Public records show that between 2000 and 2011 alone, State and Commonwealth governments spent or committed about $360m to the leased freight network.
They funded major works on grain lines and key corridors — precisely the long-life investment the private leaseholder was supposed to manage.
In plain English, taxpayers were paying without knowing whether they should have been.
Hundreds of millions of dollars have been invested on effectively two mineral corridors: Mullewa to Geraldton, and Kalgoorlie to Esperance.
Outside those routes, the grain-dominated Tier 2 and Tier 3 network has seen little comparable reinvestment.
Where there is only grain — long-term, lower margin and politically unfashionable — governments step in, corporates step back, and farmers are forced to fill the gap with bigger trucks, longer hauls and higher costs.
The regulator, meanwhile, has mastered the art of being missing in action. It obsesses over pricing formulas and access processes while politely ignoring the state of the track itself. Boxes are ticked. Forms are filed.
Everyone is compliant — except the railway. Asset condition is treated as someone else’s problem. Engineering reality is waived through as an inconvenient detail.
And the system congratulates itself for following the process while the network quietly runs down.
Now the bill is coming due.
With more than two decades left on the lease, the Government faces a stark choice. Do nothing and inherit a network in 2049 whose condition will be a train wreck and whose remediation cost will be in the billions.
Or confront the multinational leaseholder now — armed with transparency, regulatory reform and the political will that has been missing for a generation.

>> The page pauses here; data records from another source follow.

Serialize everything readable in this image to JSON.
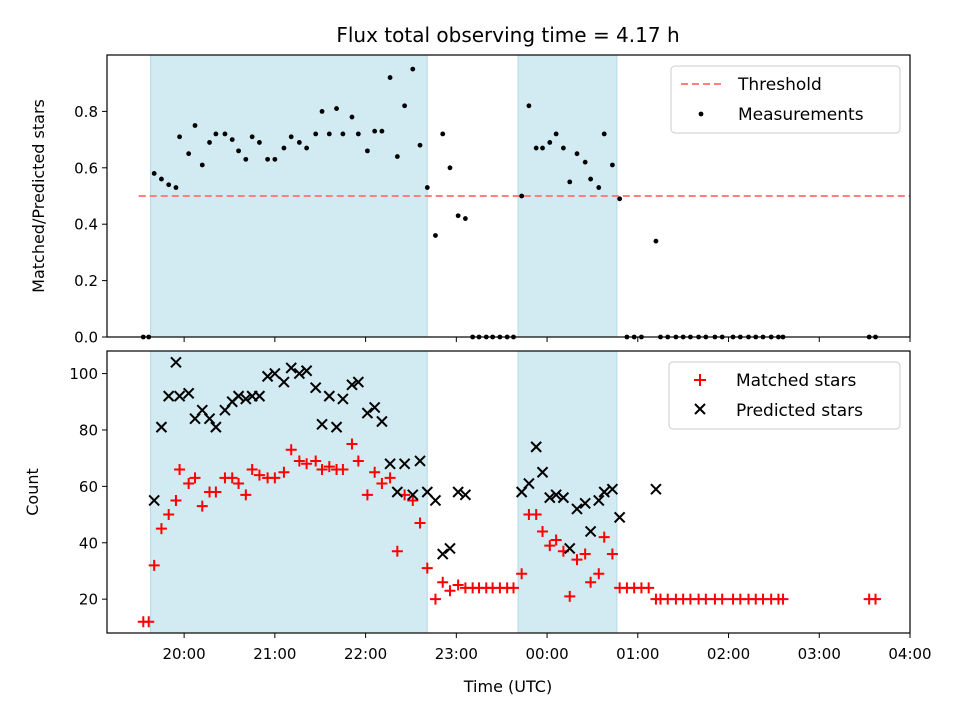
{
  "figure": {
    "title": "Flux total observing time = 4.17 h",
    "xlabel": "Time (UTC)",
    "x_ticks": [
      "20:00",
      "21:00",
      "22:00",
      "23:00",
      "00:00",
      "01:00",
      "02:00",
      "03:00",
      "04:00"
    ],
    "x_tick_hours": [
      20,
      21,
      22,
      23,
      24,
      25,
      26,
      27,
      28
    ],
    "xlim_hours": [
      19.15,
      28.0
    ],
    "shaded_intervals_hours": [
      [
        19.63,
        22.68
      ],
      [
        23.68,
        24.77
      ]
    ],
    "shade_color": "#add8e6"
  },
  "chart_data": [
    {
      "type": "scatter",
      "ylabel": "Matched/Predicted stars",
      "ylim": [
        0,
        1
      ],
      "y_ticks": [
        "0.0",
        "0.2",
        "0.4",
        "0.6",
        "0.8"
      ],
      "y_tick_values": [
        0.0,
        0.2,
        0.4,
        0.6,
        0.8
      ],
      "legend_position": "upper-right",
      "threshold": {
        "name": "Threshold",
        "value": 0.5,
        "x_range_hours": [
          19.5,
          28.0
        ],
        "color": "#ff7f7f"
      },
      "series": [
        {
          "name": "Measurements",
          "color": "#000000",
          "marker": "dot",
          "points": [
            [
              19.55,
              0.0
            ],
            [
              19.61,
              0.0
            ],
            [
              19.67,
              0.58
            ],
            [
              19.75,
              0.56
            ],
            [
              19.83,
              0.54
            ],
            [
              19.91,
              0.53
            ],
            [
              19.95,
              0.71
            ],
            [
              20.05,
              0.65
            ],
            [
              20.12,
              0.75
            ],
            [
              20.2,
              0.61
            ],
            [
              20.28,
              0.69
            ],
            [
              20.35,
              0.72
            ],
            [
              20.45,
              0.72
            ],
            [
              20.53,
              0.7
            ],
            [
              20.6,
              0.66
            ],
            [
              20.68,
              0.63
            ],
            [
              20.75,
              0.71
            ],
            [
              20.83,
              0.69
            ],
            [
              20.92,
              0.63
            ],
            [
              21.0,
              0.63
            ],
            [
              21.1,
              0.67
            ],
            [
              21.18,
              0.71
            ],
            [
              21.27,
              0.69
            ],
            [
              21.35,
              0.67
            ],
            [
              21.45,
              0.72
            ],
            [
              21.52,
              0.8
            ],
            [
              21.6,
              0.72
            ],
            [
              21.68,
              0.81
            ],
            [
              21.75,
              0.72
            ],
            [
              21.85,
              0.78
            ],
            [
              21.92,
              0.72
            ],
            [
              22.02,
              0.66
            ],
            [
              22.1,
              0.73
            ],
            [
              22.18,
              0.73
            ],
            [
              22.27,
              0.92
            ],
            [
              22.35,
              0.64
            ],
            [
              22.43,
              0.82
            ],
            [
              22.52,
              0.95
            ],
            [
              22.6,
              0.68
            ],
            [
              22.68,
              0.53
            ],
            [
              22.77,
              0.36
            ],
            [
              22.85,
              0.72
            ],
            [
              22.93,
              0.6
            ],
            [
              23.02,
              0.43
            ],
            [
              23.1,
              0.42
            ],
            [
              23.18,
              0.0
            ],
            [
              23.25,
              0.0
            ],
            [
              23.33,
              0.0
            ],
            [
              23.4,
              0.0
            ],
            [
              23.48,
              0.0
            ],
            [
              23.56,
              0.0
            ],
            [
              23.63,
              0.0
            ],
            [
              23.72,
              0.5
            ],
            [
              23.8,
              0.82
            ],
            [
              23.88,
              0.67
            ],
            [
              23.95,
              0.67
            ],
            [
              24.03,
              0.69
            ],
            [
              24.1,
              0.72
            ],
            [
              24.18,
              0.67
            ],
            [
              24.25,
              0.55
            ],
            [
              24.33,
              0.65
            ],
            [
              24.42,
              0.62
            ],
            [
              24.48,
              0.56
            ],
            [
              24.57,
              0.53
            ],
            [
              24.63,
              0.72
            ],
            [
              24.72,
              0.61
            ],
            [
              24.8,
              0.49
            ],
            [
              24.88,
              0.0
            ],
            [
              24.96,
              0.0
            ],
            [
              25.04,
              0.0
            ],
            [
              25.2,
              0.34
            ],
            [
              25.25,
              0.0
            ],
            [
              25.33,
              0.0
            ],
            [
              25.42,
              0.0
            ],
            [
              25.5,
              0.0
            ],
            [
              25.58,
              0.0
            ],
            [
              25.67,
              0.0
            ],
            [
              25.75,
              0.0
            ],
            [
              25.85,
              0.0
            ],
            [
              25.93,
              0.0
            ],
            [
              26.05,
              0.0
            ],
            [
              26.13,
              0.0
            ],
            [
              26.22,
              0.0
            ],
            [
              26.3,
              0.0
            ],
            [
              26.38,
              0.0
            ],
            [
              26.47,
              0.0
            ],
            [
              26.55,
              0.0
            ],
            [
              26.6,
              0.0
            ],
            [
              27.55,
              0.0
            ],
            [
              27.62,
              0.0
            ]
          ]
        }
      ]
    },
    {
      "type": "scatter",
      "ylabel": "Count",
      "ylim": [
        8,
        108
      ],
      "y_ticks": [
        "20",
        "40",
        "60",
        "80",
        "100"
      ],
      "y_tick_values": [
        20,
        40,
        60,
        80,
        100
      ],
      "legend_position": "upper-right",
      "series": [
        {
          "name": "Matched stars",
          "color": "#ff0000",
          "marker": "plus",
          "points": [
            [
              19.55,
              12
            ],
            [
              19.61,
              12
            ],
            [
              19.67,
              32
            ],
            [
              19.75,
              45
            ],
            [
              19.83,
              50
            ],
            [
              19.91,
              55
            ],
            [
              19.95,
              66
            ],
            [
              20.05,
              61
            ],
            [
              20.12,
              63
            ],
            [
              20.2,
              53
            ],
            [
              20.28,
              58
            ],
            [
              20.35,
              58
            ],
            [
              20.45,
              63
            ],
            [
              20.53,
              63
            ],
            [
              20.6,
              61
            ],
            [
              20.68,
              57
            ],
            [
              20.75,
              66
            ],
            [
              20.83,
              64
            ],
            [
              20.92,
              63
            ],
            [
              21.0,
              63
            ],
            [
              21.1,
              65
            ],
            [
              21.18,
              73
            ],
            [
              21.27,
              69
            ],
            [
              21.35,
              68
            ],
            [
              21.45,
              69
            ],
            [
              21.52,
              66
            ],
            [
              21.6,
              67
            ],
            [
              21.68,
              66
            ],
            [
              21.75,
              66
            ],
            [
              21.85,
              75
            ],
            [
              21.92,
              69
            ],
            [
              22.02,
              57
            ],
            [
              22.1,
              65
            ],
            [
              22.18,
              61
            ],
            [
              22.27,
              63
            ],
            [
              22.35,
              37
            ],
            [
              22.43,
              57
            ],
            [
              22.52,
              55
            ],
            [
              22.6,
              47
            ],
            [
              22.68,
              31
            ],
            [
              22.77,
              20
            ],
            [
              22.85,
              26
            ],
            [
              22.93,
              23
            ],
            [
              23.02,
              25
            ],
            [
              23.1,
              24
            ],
            [
              23.18,
              24
            ],
            [
              23.25,
              24
            ],
            [
              23.33,
              24
            ],
            [
              23.4,
              24
            ],
            [
              23.48,
              24
            ],
            [
              23.56,
              24
            ],
            [
              23.63,
              24
            ],
            [
              23.72,
              29
            ],
            [
              23.8,
              50
            ],
            [
              23.88,
              50
            ],
            [
              23.95,
              44
            ],
            [
              24.03,
              39
            ],
            [
              24.1,
              41
            ],
            [
              24.18,
              37
            ],
            [
              24.25,
              21
            ],
            [
              24.33,
              34
            ],
            [
              24.42,
              36
            ],
            [
              24.48,
              26
            ],
            [
              24.57,
              29
            ],
            [
              24.63,
              42
            ],
            [
              24.72,
              36
            ],
            [
              24.8,
              24
            ],
            [
              24.88,
              24
            ],
            [
              24.96,
              24
            ],
            [
              25.04,
              24
            ],
            [
              25.12,
              24
            ],
            [
              25.2,
              20
            ],
            [
              25.25,
              20
            ],
            [
              25.33,
              20
            ],
            [
              25.42,
              20
            ],
            [
              25.5,
              20
            ],
            [
              25.58,
              20
            ],
            [
              25.67,
              20
            ],
            [
              25.75,
              20
            ],
            [
              25.85,
              20
            ],
            [
              25.93,
              20
            ],
            [
              26.05,
              20
            ],
            [
              26.13,
              20
            ],
            [
              26.22,
              20
            ],
            [
              26.3,
              20
            ],
            [
              26.38,
              20
            ],
            [
              26.47,
              20
            ],
            [
              26.55,
              20
            ],
            [
              26.6,
              20
            ],
            [
              27.55,
              20
            ],
            [
              27.62,
              20
            ]
          ]
        },
        {
          "name": "Predicted stars",
          "color": "#000000",
          "marker": "x",
          "points": [
            [
              19.67,
              55
            ],
            [
              19.75,
              81
            ],
            [
              19.83,
              92
            ],
            [
              19.91,
              104
            ],
            [
              19.95,
              92
            ],
            [
              20.05,
              93
            ],
            [
              20.12,
              84
            ],
            [
              20.2,
              87
            ],
            [
              20.28,
              84
            ],
            [
              20.35,
              81
            ],
            [
              20.45,
              87
            ],
            [
              20.53,
              90
            ],
            [
              20.6,
              92
            ],
            [
              20.68,
              91
            ],
            [
              20.75,
              92
            ],
            [
              20.83,
              92
            ],
            [
              20.92,
              99
            ],
            [
              21.0,
              100
            ],
            [
              21.1,
              97
            ],
            [
              21.18,
              102
            ],
            [
              21.27,
              100
            ],
            [
              21.35,
              101
            ],
            [
              21.45,
              95
            ],
            [
              21.52,
              82
            ],
            [
              21.6,
              92
            ],
            [
              21.68,
              81
            ],
            [
              21.75,
              91
            ],
            [
              21.85,
              96
            ],
            [
              21.92,
              97
            ],
            [
              22.02,
              86
            ],
            [
              22.1,
              88
            ],
            [
              22.18,
              83
            ],
            [
              22.27,
              68
            ],
            [
              22.35,
              58
            ],
            [
              22.43,
              68
            ],
            [
              22.52,
              57
            ],
            [
              22.6,
              69
            ],
            [
              22.68,
              58
            ],
            [
              22.77,
              55
            ],
            [
              22.85,
              36
            ],
            [
              22.93,
              38
            ],
            [
              23.02,
              58
            ],
            [
              23.1,
              57
            ],
            [
              23.72,
              58
            ],
            [
              23.8,
              61
            ],
            [
              23.88,
              74
            ],
            [
              23.95,
              65
            ],
            [
              24.03,
              56
            ],
            [
              24.1,
              57
            ],
            [
              24.18,
              56
            ],
            [
              24.25,
              38
            ],
            [
              24.33,
              52
            ],
            [
              24.42,
              54
            ],
            [
              24.48,
              44
            ],
            [
              24.57,
              55
            ],
            [
              24.63,
              58
            ],
            [
              24.72,
              59
            ],
            [
              24.8,
              49
            ],
            [
              25.2,
              59
            ]
          ]
        }
      ]
    }
  ]
}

Which brings us to Rita Saffioti.
The Transport Minister now holds a once-in-a-generation decision — and a very large bill either way. Buying back the lease will not be cheap.
Brookfield will negotiate hard. Every weakness created by decades of government indifference will be priced in.
But doing nothing is not a neutral option. Doing nothing means more road spending as rail quietly deteriorates. It means repeating the same mistake that has defined WA rail policy since the Court era: postpone, paper over, and pass it on.
This is not an argument against private capital. It is an argument for competent government.
Monopoly infrastructure behaves like a monopoly unless it is constrained. In WA, it wasn’t.
That was the failure — not privatisation itself, but the absence of discipline after it.
The question now is whether this government is prepared to clean up a mess it did not create — or whether it will join the long list of administrations that chose to look away while the network slowly declined.